When planning your story or novel, deciding on the point of view is critical before you start. Though you can change the point of view after you’ve begun writing, it makes it time consuming and confusing. Taking time to consider what will work for you and your story when structuring it will keep the reader grounded and help them understand who is telling the story.
A single POV or first person can be limiting, so character depth and development become critical. Your main character has to be compelling enough to take the reader through the entire story.
Third person multiple is the most popular POV because it offers the most variety. The reader learns what drives each of several characters, and the change helps keep the pace. Shifting POV broadens the scope of the story and gives it momentum.
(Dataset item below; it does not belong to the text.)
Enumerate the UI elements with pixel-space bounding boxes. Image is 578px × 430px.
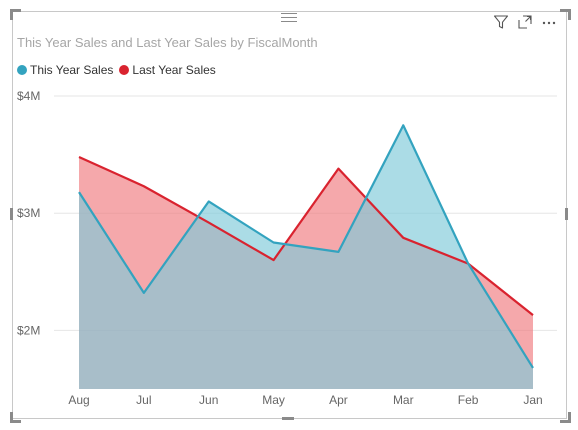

It’s important to remember when you’re using multiple character POV’s, limit the number of characters in your story. Too many characters with separate POV’s can end up confusing the reader. Stick to one POV per scene and though there’s no rule about how long a particular scene should be for any character, do not switch back and forth too quickly. Head hopping is disorienting and can frustrate your readers.
Make sure your scene changes are distinct and that the story picks up where the last scene left off. If you do change POV within a scene, make sure the change is clear. You don’t want to lose the reader because they are trying to figure out when and where the characters are in relation to each other.
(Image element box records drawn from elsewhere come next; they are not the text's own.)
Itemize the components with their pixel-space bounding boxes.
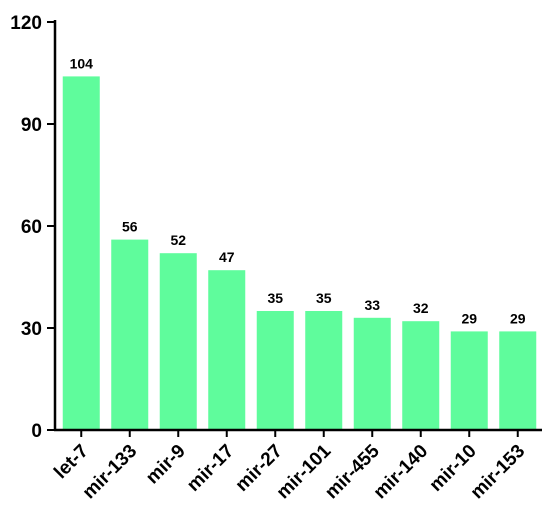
data-label-mir-140: 32 xyxy=(413,300,429,316)
bar-mir-17 xyxy=(208,270,246,430)
data-label-let-7: 104 xyxy=(70,55,94,71)
x-tick-label-mir-153: mir-153 xyxy=(467,441,530,504)
bar-mir-153 xyxy=(499,331,537,430)
bar-mir-101 xyxy=(305,311,343,430)
x-tick-label-mir-133: mir-133 xyxy=(79,441,142,504)
y-tick-label-30: 30 xyxy=(21,319,42,340)
data-label-mir-27: 35 xyxy=(267,290,283,306)
bar-mir-10 xyxy=(450,331,488,430)
data-label-mir-9: 52 xyxy=(170,232,186,248)
data-label-mir-10: 29 xyxy=(461,310,477,326)
bars-group xyxy=(62,76,537,431)
y-axis-ticks: 0 30 60 90 120 xyxy=(10,13,55,442)
x-tick-label-mir-140: mir-140 xyxy=(370,441,433,504)
x-tick-label-let-7: let-7 xyxy=(50,441,92,483)
data-labels-group: 104 56 52 47 35 35 33 32 29 29 xyxy=(70,55,526,326)
bar-mir-27 xyxy=(256,311,294,430)
bar-mir-455 xyxy=(353,317,391,430)
data-label-mir-101: 35 xyxy=(316,290,332,306)
y-tick-label-60: 60 xyxy=(21,217,42,238)
x-tick-label-mir-17: mir-17 xyxy=(183,441,238,496)
data-label-mir-455: 33 xyxy=(364,297,380,313)
bar-mir-9 xyxy=(159,253,197,430)
y-tick-label-90: 90 xyxy=(21,115,42,136)
data-label-mir-133: 56 xyxy=(122,219,138,235)
y-tick-label-120: 120 xyxy=(10,13,42,34)
bar-let-7 xyxy=(62,76,100,431)
data-label-mir-153: 29 xyxy=(510,310,526,326)
bar-mir-133 xyxy=(111,239,149,430)
y-tick-label-0: 0 xyxy=(31,421,42,442)
bar-mir-140 xyxy=(402,321,440,430)
data-label-mir-17: 47 xyxy=(219,249,235,265)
Keep your story focused and active. Adopting the view of more than one character does not eliminate the need to maintain pace. Give each character his own weight and each scene its own forward momentum.
Make sure each one of your characters is different enough so that the reader doesn’t confuse them. Technically this falls more under character building than POV, but it’s an important point to consider. Make sure your characters all have original, and distinct, traits.